Saturday, May 30, 2009
#62: Mute Witness (Anthony Waller, 1994)
I had low expectations for this movie. The only other Anthony Waller-directed movie I've seen is An American Werewolf in Paris, which is one of the flattest, most inert, least visually interesting movies of recent years, too boring even to be terrible. Mute Witness, on the other hand, though overly slick and perfunctory in visual style, is a suspenseful, skillfully told, entertaining film that successfully balances both the horror and crime thriller genres and a dramatic and comedic tone.

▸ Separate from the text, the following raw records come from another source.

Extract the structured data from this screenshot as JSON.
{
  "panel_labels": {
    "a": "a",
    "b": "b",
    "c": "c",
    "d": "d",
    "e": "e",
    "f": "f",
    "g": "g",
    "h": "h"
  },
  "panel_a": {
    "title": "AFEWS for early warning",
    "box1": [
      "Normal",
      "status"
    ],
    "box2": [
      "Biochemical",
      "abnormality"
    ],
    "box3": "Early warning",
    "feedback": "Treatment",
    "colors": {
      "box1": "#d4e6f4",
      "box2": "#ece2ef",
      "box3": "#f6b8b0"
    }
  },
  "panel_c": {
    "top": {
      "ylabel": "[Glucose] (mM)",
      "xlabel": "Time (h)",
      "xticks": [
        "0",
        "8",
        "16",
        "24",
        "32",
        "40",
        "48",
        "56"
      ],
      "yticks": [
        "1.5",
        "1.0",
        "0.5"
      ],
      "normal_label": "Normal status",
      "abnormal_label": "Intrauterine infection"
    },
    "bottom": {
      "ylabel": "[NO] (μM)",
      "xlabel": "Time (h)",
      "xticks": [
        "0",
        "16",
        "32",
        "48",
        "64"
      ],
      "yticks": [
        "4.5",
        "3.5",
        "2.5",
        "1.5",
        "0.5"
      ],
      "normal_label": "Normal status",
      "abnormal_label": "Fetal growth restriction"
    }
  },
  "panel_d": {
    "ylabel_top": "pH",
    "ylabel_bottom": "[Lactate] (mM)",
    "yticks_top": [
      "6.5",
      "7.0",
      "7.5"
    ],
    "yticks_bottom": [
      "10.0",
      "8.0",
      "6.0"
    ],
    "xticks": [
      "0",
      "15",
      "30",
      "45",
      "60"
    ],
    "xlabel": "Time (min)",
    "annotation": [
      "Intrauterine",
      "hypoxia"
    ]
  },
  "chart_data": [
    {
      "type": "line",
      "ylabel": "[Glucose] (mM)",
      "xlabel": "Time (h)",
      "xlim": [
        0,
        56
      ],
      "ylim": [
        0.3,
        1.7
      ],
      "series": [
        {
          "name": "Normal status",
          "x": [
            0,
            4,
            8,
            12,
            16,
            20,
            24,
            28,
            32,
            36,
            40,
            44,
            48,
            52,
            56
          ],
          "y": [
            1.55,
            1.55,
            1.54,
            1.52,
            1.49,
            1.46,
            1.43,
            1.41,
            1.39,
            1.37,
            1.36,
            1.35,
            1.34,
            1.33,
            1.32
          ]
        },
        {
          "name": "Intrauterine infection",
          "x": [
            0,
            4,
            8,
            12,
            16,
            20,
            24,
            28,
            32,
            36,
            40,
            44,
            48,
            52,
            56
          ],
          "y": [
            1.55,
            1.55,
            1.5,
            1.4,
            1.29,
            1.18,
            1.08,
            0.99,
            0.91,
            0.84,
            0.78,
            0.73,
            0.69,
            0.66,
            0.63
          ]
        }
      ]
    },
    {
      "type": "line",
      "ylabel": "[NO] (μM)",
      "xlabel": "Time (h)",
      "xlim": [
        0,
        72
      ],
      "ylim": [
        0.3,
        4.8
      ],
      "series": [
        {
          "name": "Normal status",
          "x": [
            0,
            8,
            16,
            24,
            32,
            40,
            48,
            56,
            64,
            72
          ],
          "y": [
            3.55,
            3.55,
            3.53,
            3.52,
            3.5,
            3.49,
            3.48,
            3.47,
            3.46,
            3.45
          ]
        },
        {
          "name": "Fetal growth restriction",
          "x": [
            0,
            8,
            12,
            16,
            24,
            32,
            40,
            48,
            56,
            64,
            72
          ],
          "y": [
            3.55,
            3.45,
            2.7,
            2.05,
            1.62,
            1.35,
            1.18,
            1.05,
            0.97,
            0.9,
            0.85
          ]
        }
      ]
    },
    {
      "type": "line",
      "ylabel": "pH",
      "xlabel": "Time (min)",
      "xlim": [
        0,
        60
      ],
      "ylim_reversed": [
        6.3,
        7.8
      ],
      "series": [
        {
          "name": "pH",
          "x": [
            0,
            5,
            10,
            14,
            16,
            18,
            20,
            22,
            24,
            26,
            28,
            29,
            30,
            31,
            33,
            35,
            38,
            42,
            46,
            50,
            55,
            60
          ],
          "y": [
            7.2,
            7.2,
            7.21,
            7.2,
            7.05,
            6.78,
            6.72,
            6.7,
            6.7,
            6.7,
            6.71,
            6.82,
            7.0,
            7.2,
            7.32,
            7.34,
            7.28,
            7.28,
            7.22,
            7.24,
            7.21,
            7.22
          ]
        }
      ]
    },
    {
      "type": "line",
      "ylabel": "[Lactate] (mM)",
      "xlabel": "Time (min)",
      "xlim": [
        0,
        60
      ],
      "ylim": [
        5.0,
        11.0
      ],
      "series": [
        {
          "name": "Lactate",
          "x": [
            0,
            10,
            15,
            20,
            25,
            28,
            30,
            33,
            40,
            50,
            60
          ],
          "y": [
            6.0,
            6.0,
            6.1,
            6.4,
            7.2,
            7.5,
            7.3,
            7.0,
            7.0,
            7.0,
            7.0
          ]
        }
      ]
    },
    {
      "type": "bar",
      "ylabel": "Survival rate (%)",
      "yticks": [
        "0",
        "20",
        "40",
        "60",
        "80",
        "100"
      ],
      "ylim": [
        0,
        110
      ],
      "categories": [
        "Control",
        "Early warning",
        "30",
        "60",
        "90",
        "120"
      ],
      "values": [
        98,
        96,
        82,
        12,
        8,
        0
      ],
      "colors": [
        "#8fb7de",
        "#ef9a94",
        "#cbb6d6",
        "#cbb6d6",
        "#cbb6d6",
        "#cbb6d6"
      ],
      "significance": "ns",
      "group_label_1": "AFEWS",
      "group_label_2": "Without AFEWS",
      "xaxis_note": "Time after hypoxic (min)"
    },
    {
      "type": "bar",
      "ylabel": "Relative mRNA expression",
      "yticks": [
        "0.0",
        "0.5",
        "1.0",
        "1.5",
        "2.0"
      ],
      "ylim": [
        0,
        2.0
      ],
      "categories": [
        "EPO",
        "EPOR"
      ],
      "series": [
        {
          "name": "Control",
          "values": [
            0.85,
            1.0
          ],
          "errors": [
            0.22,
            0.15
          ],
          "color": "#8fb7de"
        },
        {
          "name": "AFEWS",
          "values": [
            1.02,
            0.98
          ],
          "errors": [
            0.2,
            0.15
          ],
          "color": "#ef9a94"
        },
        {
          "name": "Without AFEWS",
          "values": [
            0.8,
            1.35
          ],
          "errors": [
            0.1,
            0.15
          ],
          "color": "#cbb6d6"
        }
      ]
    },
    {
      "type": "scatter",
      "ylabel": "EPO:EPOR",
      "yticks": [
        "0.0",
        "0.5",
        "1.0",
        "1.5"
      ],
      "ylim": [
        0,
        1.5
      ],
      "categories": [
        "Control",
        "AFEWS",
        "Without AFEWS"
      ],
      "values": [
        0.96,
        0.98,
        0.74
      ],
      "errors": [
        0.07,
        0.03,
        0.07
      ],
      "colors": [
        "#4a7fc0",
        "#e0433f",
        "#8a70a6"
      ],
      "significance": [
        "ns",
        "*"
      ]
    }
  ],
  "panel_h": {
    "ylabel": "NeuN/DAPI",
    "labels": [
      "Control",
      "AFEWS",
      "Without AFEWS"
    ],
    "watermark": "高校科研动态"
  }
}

The storyline's not half bad. An American film crew is shooting a terrible slasher movie on the cheap in a Moscow studio. (Life imitating entertainment: the film's original script was set in Chicago, but the location was changed to Moscow because the sets and labor were much cheaper in Russia.) The main character is Billy, a mute woman who is the special effects artist (played by Russian actress Marina Zudina). Her sister is along, too, because she's dating the director, a spoiled doofus whose father has powerful political connections. After the day's shooting ends and the cast and crew start heading home, Billy runs back in the studio to find a prop they'll need for the next day's shooting. She's accidentally locked in and, because she's mute, can't get anybody's attention to let her out. She hears voices several minutes later, and she wanders on to an impromptu porn shoot involving an unknown woman and two members of the horror film's Russian crew. Her embarrassment soon turns into terror when she realizes the porn film is actually a snuff film. Spotted by the two Russians, she has to run, hide, and evade the men in the large, darkened film studio. This extended scene is truly scary, with Waller ratcheting up and successfully sustaining the suspense and tension.
After this scene, the horror elements recede and the film morphs into a Russian gangster thriller. While the menacing feeling still exists, comedic elements start creeping in, but Waller and his fine cast make it work. This part of the film often gets compared to Hitchcock, but I don't think the comparison is useful. It certainly doesn't do Waller any favors. Hitchcock was often attracted to plots involving innocent bystanders sucked into dark conspiracies, and I can see him finding the plot of Mute Witness enticing, but he was a master visual stylist. Waller's visual style lacks personality and merely serves the plot.
Despite Waller's limitations, Mute Witness is a highly enjoyable film, thanks to the novelty of its story, the capable handling of tone, and, especially, the solid international cast. Zudina has to carry the film solely through her facial expressions, and she pulls it off in a big way. Her face is very expressive and emotive. Oleg Yankovskiy, who died of cancer just last week, is great as an undercover detective, and the two Russians playing the snuff filmmakers are some seriously creepy-looking individuals. Perhaps the strangest bit of casting is an unbilled cameo by Alec Guinness as the head Russian gangster, known only as The Reaper. Guinness's involvement in the film is a truly bizarre story. His scenes were filmed nine years before the rest of the movie. Seriously. Nine years before the rest of the movie. I'm not kidding. Waller, who had never directed a movie in his life, convinced Guinness to shoot a quick scene for no pay from an early draft of his screenplay in 1985. Guinness agreed on the condition that he remain uncredited in the eventual film. Little did he know that his performance, filmed 15 years before his death, would eventually be his final big-screen credit in 1994. (His last official credit was a TV movie in 1996.) Guinness filmed the scene quickly in one morning before catching a flight. Surprisingly, Guinness's scene is seamlessly interwoven into the film and doesn't look like it was shot nine years before the rest of the movie. When Waller's revised screenplay called for another shot of Guinness later in the film, he just used extra footage from the 1985 shoot and reversed the film so Guinness appeared to be facing a different direction. Bizarro world.